Eva Longoria amène la vie latino à l'écran
Par Stéphania Taladrid
Lorsqu'elle a grandi dans un ranch du sud du Texas, Eva Longoria a rarement rencontré ses héros à l'écran. À la maison, ils étaient toujours présents : son père, Enrique, un vétéran de l'armée, rendait naturelle la tâche laborieuse de s'occuper des champs, tandis que sa mère, Ella, une enseignante spécialisée, était particulièrement douée pour maximiser la journée – en gérant d'une manière ou d'une autre pour subvenir aux besoins de sa famille, transportant ses quatre filles depuis et vers leurs écoles et servant le dîner à une heure fixe. En classe, Longoria a appris et lu sur différents types de héros américains, dont la plupart ressemblaient aux pères fondateurs de la nation, mais ne ressemblaient en rien à elle ou à sa famille. Des gens comme eux figuraient rarement dans les monuments ; leurs histoires étaient presque toujours racontées comme une simple note secondaire. Cet effacement, Longoria s’en est rendu compte, a peint une version incomplète de l’histoire – une version que Hollywood pourrait soit promouvoir, soit aider à redresser.

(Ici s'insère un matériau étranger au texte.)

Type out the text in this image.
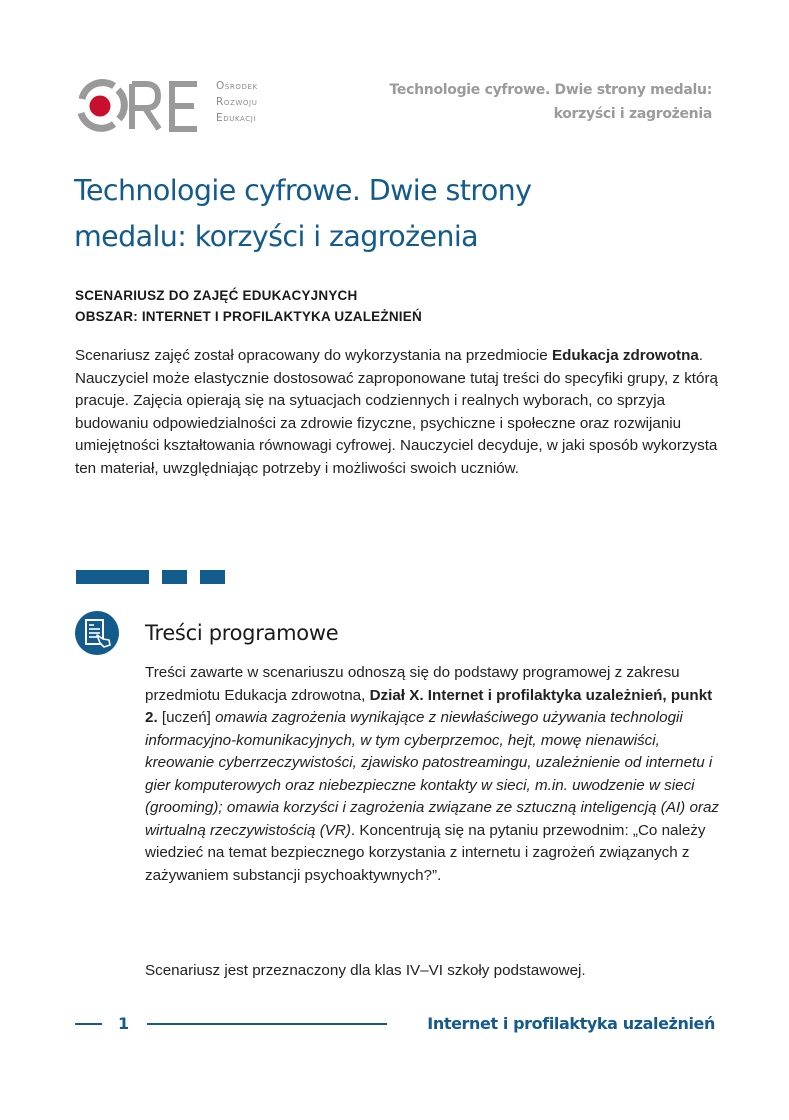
Ośrodek
Rozwoju
Edukacji
Technologie cyfrowe. Dwie strony medalu:
korzyści i zagrożenia
Technologie cyfrowe. Dwie strony
medalu: korzyści i zagrożenia
SCENARIUSZ DO ZAJĘĆ EDUKACYJNYCH
OBSZAR: INTERNET I PROFILAKTYKA UZALEŻNIEŃ

Scenariusz zajęć został opracowany do wykorzystania na przedmiocie Edukacja zdrowotna. Nauczyciel może elastycznie dostosować zaproponowane tutaj treści do specyfiki grupy, z którą pracuje. Zajęcia opierają się na sytuacjach codziennych i realnych wyborach, co sprzyja budowaniu odpowiedzialności za zdrowie fizyczne, psychiczne i społeczne oraz rozwijaniu umiejętności kształtowania równowagi cyfrowej. Nauczyciel decyduje, w jaki sposób wykorzysta ten materiał, uwzględniając potrzeby i możliwości swoich uczniów.

Treści programowe

Treści zawarte w scenariuszu odnoszą się do podstawy programowej z zakresu przedmiotu Edukacja zdrowotna, Dział X. Internet i profilaktyka uzależnień, punkt 2. [uczeń] omawia zagrożenia wynikające z niewłaściwego używania technologii informacyjno-komunikacyjnych, w tym cyberprzemoc, hejt, mowę nienawiści, kreowanie cyberrzeczywistości, zjawisko patostreamingu, uzależnienie od internetu i gier komputerowych oraz niebezpieczne kontakty w sieci, m.in. uwodzenie w sieci (grooming); omawia korzyści i zagrożenia związane ze sztuczną inteligencją (AI) oraz wirtualną rzeczywistością (VR). Koncentrują się na pytaniu przewodnim: „Co należy wiedzieć na temat bezpiecznego korzystania z internetu i zagrożeń związanych z zażywaniem substancji psychoaktywnych?”.

Scenariusz jest przeznaczony dla klas IV–VI szkoły podstawowej.

1	Internet i profilaktyka uzależnień
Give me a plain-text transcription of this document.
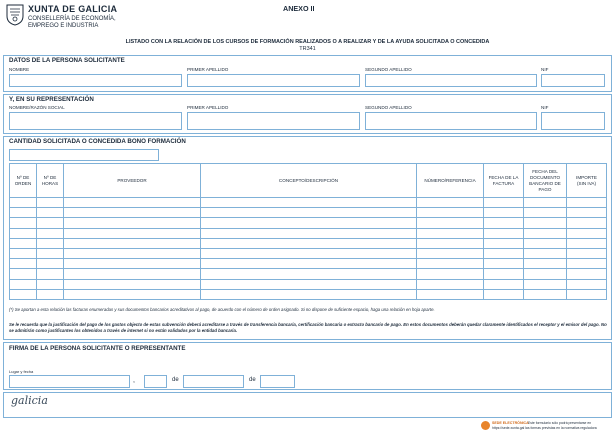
XUNTA DE GALICIA
CONSELLERÍA DE ECONOMÍA,
EMPREGO E INDUSTRIA
ANEXO II
LISTADO CON LA RELACIÓN DE LOS CURSOS DE FORMACIÓN REALIZADOS O A REALIZAR Y DE LA AYUDA SOLICITADA O CONCEDIDA
TR341
DATOS DE LA PERSONA SOLICITANTE
NOMBRE	PRIMER APELLIDO	SEGUNDO APELLIDO	NIF
Y, EN SU REPRESENTACIÓN
NOMBRE/RAZÓN SOCIAL	PRIMER APELLIDO	SEGUNDO APELLIDO	NIF
CANTIDAD SOLICITADA O CONCEDIDA BONO FORMACIÓN
Nº DE
ORDEN	Nº DE
HORAS	PROVEEDOR	CONCEPTO/DESCRIPCIÓN	NÚMERO/REFERENCIA	FECHA DE LA
FACTURA	FECHA DEL
DOCUMENTO
BANCARIO DE
PAGO	IMPORTE
(SIN IVA)

(*) Se aportan a esta relación las facturas enumeradas y sus documentos bancarios acreditativos al pago, de acuerdo con el número de orden asignado. Si no dispone de suficiente espacio, haga una relación en hoja aparte.
Se le recuerda que la justificación del pago de los gastos objecto de estas subvención deberá acreditarse a través de transferencia bancaria, certificación bancaria o extracto bancario de pago. En estos documentos deberán quedar claramente identificados el receptor y el emisor del pago. No se admitirán como justificantes los obtenidos a través de internet si no están validados por la entidad bancaria.
FIRMA DE LA PERSONA SOLICITANTE O REPRESENTANTE
Lugar y fecha
,	de	de
galicia
SEDE ELECTRÓNICA Este formulario sólo podrá presentarse en
https://sede.xunta.gal las formas previstas en la normativa reguladora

Lorsque Longoria a déménagé à Los Angeles, à la fin des années 90, elle a découvert que les producteurs de télévision avaient une idée fixe de ce à quoi devraient ressembler les Latinas. Longoria, dont les racines familiales au Texas remontent aux années 1700, s'est fait dire qu'elle n'avait pas assez d'accent espagnol pour être considérée comme Latina, mais que sa peau n'était pas assez claire pour passer pour blanche. Ce n'est que dans "Desperate Housewives", en 2004, que Longoria décroche un rôle de premier plan en tant que Latina, dans le rôle de l'ancien mannequin Gaby Solis. L'émission, qui a duré huit saisons et a attiré des millions de téléspectateurs, a fait de Longoria un nom connu. Cela l’a également amenée à réfléchir à ses prochaines étapes à la télévision. Et si elle faisait plus que livrer des lignes écrites par d’autres personnes ?
À cette époque, Longoria s'est inscrite à des cours du soir à la California State University, Northridge, où elle a obtenu une maîtrise en études chicanos. Si elle voulait tracer la voie à suivre pour son propre peuple, elle devait d’abord savoir d’où il venait. Des œuvres historiques, telles que « L’Amérique occupée » de Rodolfo Acuña, ont permis à Longoria de contextualiser l’expérience mexicaine-américaine et d’apprécier pleinement sa trajectoire. Devant et derrière l'écran, l'écart entre le rôle de la communauté et sa représentation ne cesse de se creuser. Bien que les Latinos soient devenus le groupe minoritaire le plus important du pays, ils représentaient moins de cinq pour cent des embauches en tant que personnages de films. Il était clair pour Longoria que les producteurs et les dirigeants avaient inconsciemment ignoré la communauté pendant des années ; si elle devait changer cela, elle devait rejoindre leurs rangs.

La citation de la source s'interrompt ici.